Similarly, for \(\ell=1\), the second equation gives \(c_{3}=0\) and the third equation gives \(c_{2 m+1}=0\) for \(m=1,2,3, \ldots\). Thus, \(y_{1}(x)=c_{1} x\) is a solution for \(\ell=1\). In fact, for \(\ell\) any nonnegative integer the series truncates. For example, if \(\ell=2\), then these equations reduce to
\[ \begin{array}{ll} k=0: & 2 c_{2}=-6 c_{0} \\ k=1: & 6 c_{3}=-4 c_{1} \\ k \geq 2: & (k+2)(k+1) c_{k+2}=[k(k+1)-2(3)] c_{k} \end{array} \label{4.24} \]
For \(k=2\), we have \(12 c_{4}=0 .\) So, \(c_{6}=c_{8}=\ldots=0 .\) Also, we have \(c_{2}=-3 c_{0} .\) This gives
\[y(x)=c_{0}\left(1-3 x^{2}\right)+\left(c_{1} x+c_{3} x^{3}+c_{5} x^{5}+c_{7} x^{7}+\ldots\right) \nonumber \]

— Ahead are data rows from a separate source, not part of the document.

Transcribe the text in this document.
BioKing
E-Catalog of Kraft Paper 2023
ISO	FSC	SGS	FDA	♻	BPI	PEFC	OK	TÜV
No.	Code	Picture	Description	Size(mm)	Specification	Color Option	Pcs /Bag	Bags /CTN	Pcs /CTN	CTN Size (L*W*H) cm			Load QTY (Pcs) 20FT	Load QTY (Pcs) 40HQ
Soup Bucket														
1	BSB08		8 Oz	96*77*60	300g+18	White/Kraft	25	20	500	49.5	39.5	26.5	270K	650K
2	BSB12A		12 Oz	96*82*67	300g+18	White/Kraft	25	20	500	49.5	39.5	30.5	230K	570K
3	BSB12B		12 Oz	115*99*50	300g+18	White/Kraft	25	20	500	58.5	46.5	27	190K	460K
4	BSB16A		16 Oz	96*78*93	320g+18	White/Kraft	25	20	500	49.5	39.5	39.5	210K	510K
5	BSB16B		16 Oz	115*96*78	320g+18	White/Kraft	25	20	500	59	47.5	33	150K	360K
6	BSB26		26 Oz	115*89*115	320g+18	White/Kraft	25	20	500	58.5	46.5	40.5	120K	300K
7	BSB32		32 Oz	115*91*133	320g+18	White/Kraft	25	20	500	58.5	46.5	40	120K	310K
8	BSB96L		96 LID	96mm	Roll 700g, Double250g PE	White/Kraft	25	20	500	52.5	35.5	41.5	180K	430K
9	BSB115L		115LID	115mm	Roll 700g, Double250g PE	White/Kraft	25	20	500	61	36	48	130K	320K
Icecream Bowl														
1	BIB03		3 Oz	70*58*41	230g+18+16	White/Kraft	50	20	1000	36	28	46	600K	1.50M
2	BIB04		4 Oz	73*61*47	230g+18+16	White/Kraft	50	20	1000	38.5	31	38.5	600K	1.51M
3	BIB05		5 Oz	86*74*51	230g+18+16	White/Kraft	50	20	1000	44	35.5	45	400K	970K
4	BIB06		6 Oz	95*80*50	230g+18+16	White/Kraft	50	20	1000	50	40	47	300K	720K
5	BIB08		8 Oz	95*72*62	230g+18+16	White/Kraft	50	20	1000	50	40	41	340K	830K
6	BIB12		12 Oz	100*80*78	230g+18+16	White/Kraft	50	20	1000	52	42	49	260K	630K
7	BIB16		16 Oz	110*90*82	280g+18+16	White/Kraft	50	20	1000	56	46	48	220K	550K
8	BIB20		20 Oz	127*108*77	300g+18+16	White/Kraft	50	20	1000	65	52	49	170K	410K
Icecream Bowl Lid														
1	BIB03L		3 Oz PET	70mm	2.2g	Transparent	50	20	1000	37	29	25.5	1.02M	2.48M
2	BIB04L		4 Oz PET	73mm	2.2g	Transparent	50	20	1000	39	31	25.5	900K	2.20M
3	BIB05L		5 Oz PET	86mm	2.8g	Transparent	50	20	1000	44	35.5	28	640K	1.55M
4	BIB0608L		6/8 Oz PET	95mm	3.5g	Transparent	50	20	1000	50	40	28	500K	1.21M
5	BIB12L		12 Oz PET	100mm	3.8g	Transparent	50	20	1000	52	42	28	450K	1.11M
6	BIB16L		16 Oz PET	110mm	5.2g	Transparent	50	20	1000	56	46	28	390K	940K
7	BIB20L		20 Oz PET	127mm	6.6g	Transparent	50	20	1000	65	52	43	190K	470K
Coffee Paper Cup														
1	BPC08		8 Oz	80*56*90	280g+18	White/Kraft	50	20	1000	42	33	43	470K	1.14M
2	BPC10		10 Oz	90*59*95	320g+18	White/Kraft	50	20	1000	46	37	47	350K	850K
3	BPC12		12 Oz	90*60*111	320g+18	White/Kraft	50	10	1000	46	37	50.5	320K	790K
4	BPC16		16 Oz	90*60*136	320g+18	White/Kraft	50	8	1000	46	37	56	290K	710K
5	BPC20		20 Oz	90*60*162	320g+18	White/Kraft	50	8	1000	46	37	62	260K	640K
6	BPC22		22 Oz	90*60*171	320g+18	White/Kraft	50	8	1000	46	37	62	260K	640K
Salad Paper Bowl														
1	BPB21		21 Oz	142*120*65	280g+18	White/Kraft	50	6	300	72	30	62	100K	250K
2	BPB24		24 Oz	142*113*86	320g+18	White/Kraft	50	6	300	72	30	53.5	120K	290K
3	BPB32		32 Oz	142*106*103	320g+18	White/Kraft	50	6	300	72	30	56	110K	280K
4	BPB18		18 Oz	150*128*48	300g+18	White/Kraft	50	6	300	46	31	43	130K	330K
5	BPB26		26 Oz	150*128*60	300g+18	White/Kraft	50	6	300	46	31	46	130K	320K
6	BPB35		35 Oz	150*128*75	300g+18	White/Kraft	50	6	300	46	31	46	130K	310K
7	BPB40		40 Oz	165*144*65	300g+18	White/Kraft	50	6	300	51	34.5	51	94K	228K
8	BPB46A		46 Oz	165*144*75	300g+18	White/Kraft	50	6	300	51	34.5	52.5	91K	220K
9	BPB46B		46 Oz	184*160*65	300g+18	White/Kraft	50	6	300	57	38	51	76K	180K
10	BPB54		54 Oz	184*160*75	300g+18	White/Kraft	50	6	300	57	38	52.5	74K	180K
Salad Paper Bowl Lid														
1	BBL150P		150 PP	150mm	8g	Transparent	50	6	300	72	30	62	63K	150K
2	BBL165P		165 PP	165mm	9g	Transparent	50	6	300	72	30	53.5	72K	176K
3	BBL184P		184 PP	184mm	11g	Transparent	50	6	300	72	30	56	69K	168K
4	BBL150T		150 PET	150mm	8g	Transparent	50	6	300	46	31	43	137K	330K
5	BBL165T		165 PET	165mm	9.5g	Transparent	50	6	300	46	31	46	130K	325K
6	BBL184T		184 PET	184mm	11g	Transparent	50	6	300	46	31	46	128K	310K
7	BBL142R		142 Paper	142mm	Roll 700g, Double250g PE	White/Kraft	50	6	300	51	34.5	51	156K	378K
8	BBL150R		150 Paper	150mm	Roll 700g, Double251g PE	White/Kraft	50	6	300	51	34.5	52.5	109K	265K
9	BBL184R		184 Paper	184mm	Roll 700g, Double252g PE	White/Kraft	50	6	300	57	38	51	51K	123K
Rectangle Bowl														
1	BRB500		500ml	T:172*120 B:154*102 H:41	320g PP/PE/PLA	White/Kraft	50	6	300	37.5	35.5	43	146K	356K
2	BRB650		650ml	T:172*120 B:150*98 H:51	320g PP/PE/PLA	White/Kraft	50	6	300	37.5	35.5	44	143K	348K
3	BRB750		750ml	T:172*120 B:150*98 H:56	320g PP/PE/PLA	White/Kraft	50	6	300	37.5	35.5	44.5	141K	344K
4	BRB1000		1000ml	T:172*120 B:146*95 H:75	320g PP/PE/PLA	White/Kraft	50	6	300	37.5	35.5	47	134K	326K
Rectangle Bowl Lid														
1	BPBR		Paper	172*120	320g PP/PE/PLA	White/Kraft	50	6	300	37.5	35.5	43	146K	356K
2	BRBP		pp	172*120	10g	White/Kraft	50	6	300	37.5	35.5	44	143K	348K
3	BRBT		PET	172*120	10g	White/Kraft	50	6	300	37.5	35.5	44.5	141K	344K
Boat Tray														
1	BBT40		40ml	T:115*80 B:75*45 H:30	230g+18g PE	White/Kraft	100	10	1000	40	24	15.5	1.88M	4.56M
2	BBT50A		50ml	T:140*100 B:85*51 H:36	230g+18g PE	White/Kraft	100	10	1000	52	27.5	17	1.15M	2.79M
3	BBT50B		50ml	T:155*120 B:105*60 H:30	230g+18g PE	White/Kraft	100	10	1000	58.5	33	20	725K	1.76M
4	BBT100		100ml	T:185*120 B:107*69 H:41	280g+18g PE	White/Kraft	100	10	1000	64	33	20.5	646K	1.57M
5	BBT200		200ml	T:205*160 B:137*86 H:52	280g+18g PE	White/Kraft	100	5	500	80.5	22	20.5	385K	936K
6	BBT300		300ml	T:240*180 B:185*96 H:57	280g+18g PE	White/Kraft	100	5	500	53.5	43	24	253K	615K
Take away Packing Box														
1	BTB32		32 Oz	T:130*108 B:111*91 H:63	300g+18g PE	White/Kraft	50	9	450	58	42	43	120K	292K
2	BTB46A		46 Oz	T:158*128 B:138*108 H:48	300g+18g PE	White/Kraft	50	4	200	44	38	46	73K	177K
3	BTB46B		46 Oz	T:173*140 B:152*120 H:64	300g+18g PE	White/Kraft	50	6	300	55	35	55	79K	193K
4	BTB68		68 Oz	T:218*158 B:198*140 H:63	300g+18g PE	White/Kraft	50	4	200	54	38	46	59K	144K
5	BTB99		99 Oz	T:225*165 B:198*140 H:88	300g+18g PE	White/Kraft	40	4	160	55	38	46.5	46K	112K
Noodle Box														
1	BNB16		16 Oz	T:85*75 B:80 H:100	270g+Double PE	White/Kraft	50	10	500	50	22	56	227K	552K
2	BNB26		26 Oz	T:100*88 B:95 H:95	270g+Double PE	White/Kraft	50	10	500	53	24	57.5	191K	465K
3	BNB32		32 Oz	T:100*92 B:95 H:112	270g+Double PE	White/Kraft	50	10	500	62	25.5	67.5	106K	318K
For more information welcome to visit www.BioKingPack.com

Therefore, there is a polynomial solution of degree 2 . The remaining coefficients are proportional to \(c_{1}\), yielding the second linearly independent solution, which is not a polynomial.
For other nonnegative integer values of \(\ell>2\), we have
\[c_{k+2}=\dfrac{k(k+1)-\ell(\ell+1)}{(k+2)(k+1)} c_{k}, \quad k \geq 2 \nonumber \]
When \(k=\ell\), the right side of the equation vanishes, making the remaining coefficients vanish. Thus, we will be left with a polynomial of degree \(\ell\). These are the Legendre polynomials, \(P_{\ell}(x)\).